One of the last things that I want to talk about in Pathologic is something that I felt on a very personal level. I know I don’t think or act like Daniil but over the course of the game I realized something. I realized that my empathy could be turned into a sword and used as a tool to harm people. I think the cold logic he applies to the people is something similar to how I think in an abstract. I feel that much like Daniil I could apply that cold careless logic to make decisions or to help people who claim they are doing good but will only actually harm communities impacted. It is like Clara says in the beginning of the game “Those who favor hard logic and direct action are bound to be misled.” When I finished the game and loaded up the intro again, that was the most damning line to me. It felt like the game held a mirror in front of my face and asked me to stare directly at my own reflection speaking those words.

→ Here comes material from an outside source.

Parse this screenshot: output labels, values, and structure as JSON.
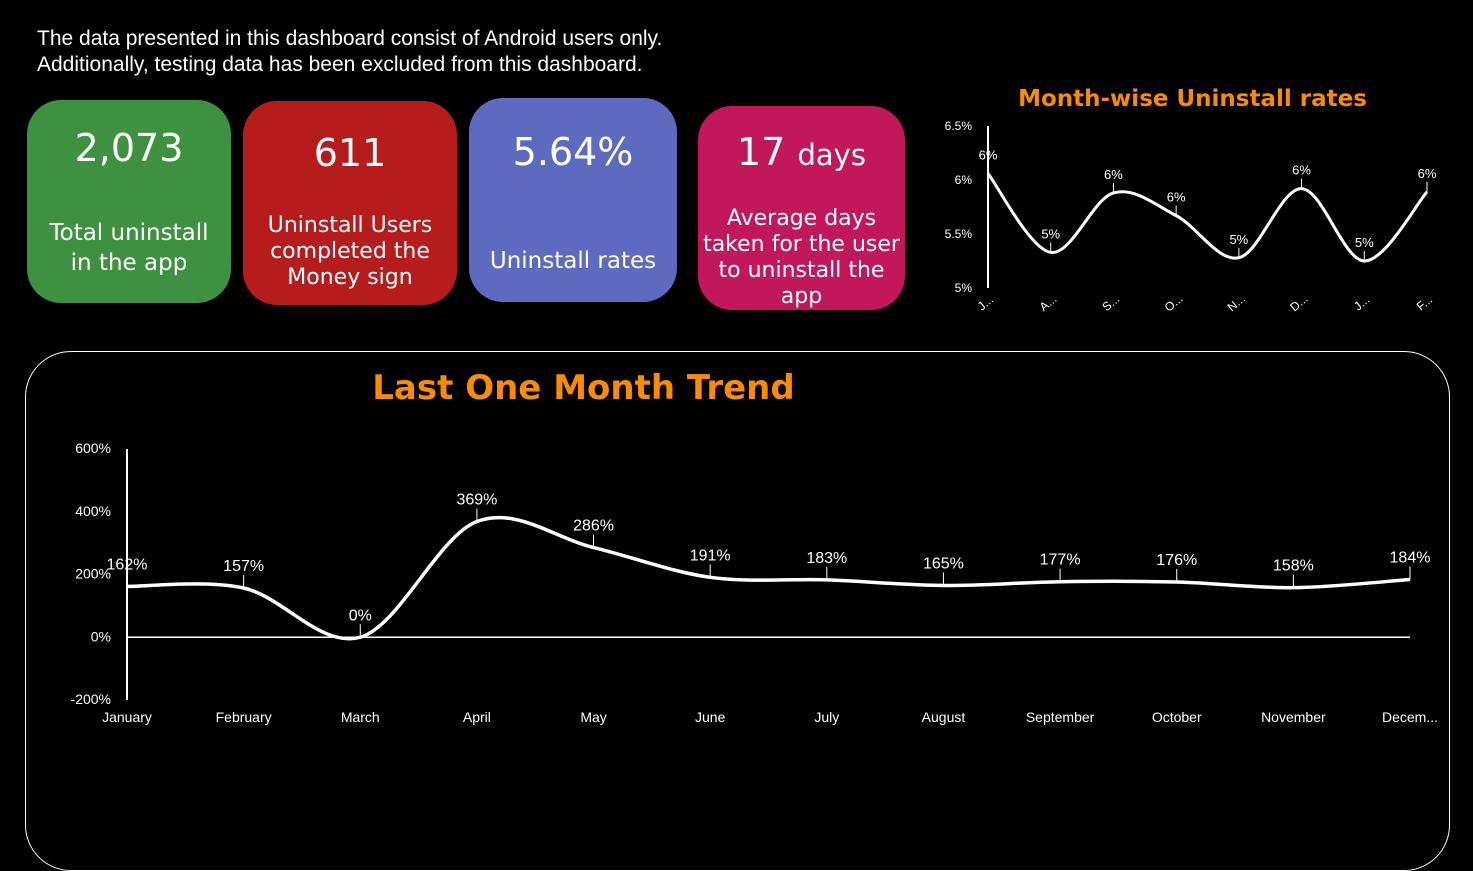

I know through this review I have only spoken about the Bachelor and his route through the 12 days the game gives you and that's because I have not had a chance to finish the Haruspex or the Changling’s routes yet. At the time of writing I am on day 4 with the Haruspex and I can already see how diametrically opposed he and Daniil are and their approaches to the citizens have different tones. I have read and gotten a small gist of what Clara is like though I am excited to see her playthrough even if it is unfinished. I want to experience all three routes and possibly write more about this game. There is so much I have felt left on the table like how the state uses violence during these situations. How mutual aid and community truly help us thrive in these kinds of situations. Pathologic hit so close to home because it felt like going through the Covid 19 Pandemic again. How we the people are left paying for inflation after corporate profits rose astronomically during that time. How state violence was deployed against the people who were protesting during the death of George Floyd. I think Pathologic really earns its spot as one of gaming’s greatest games. I love reading what people have written about this game and I am excited to continue playing and learning.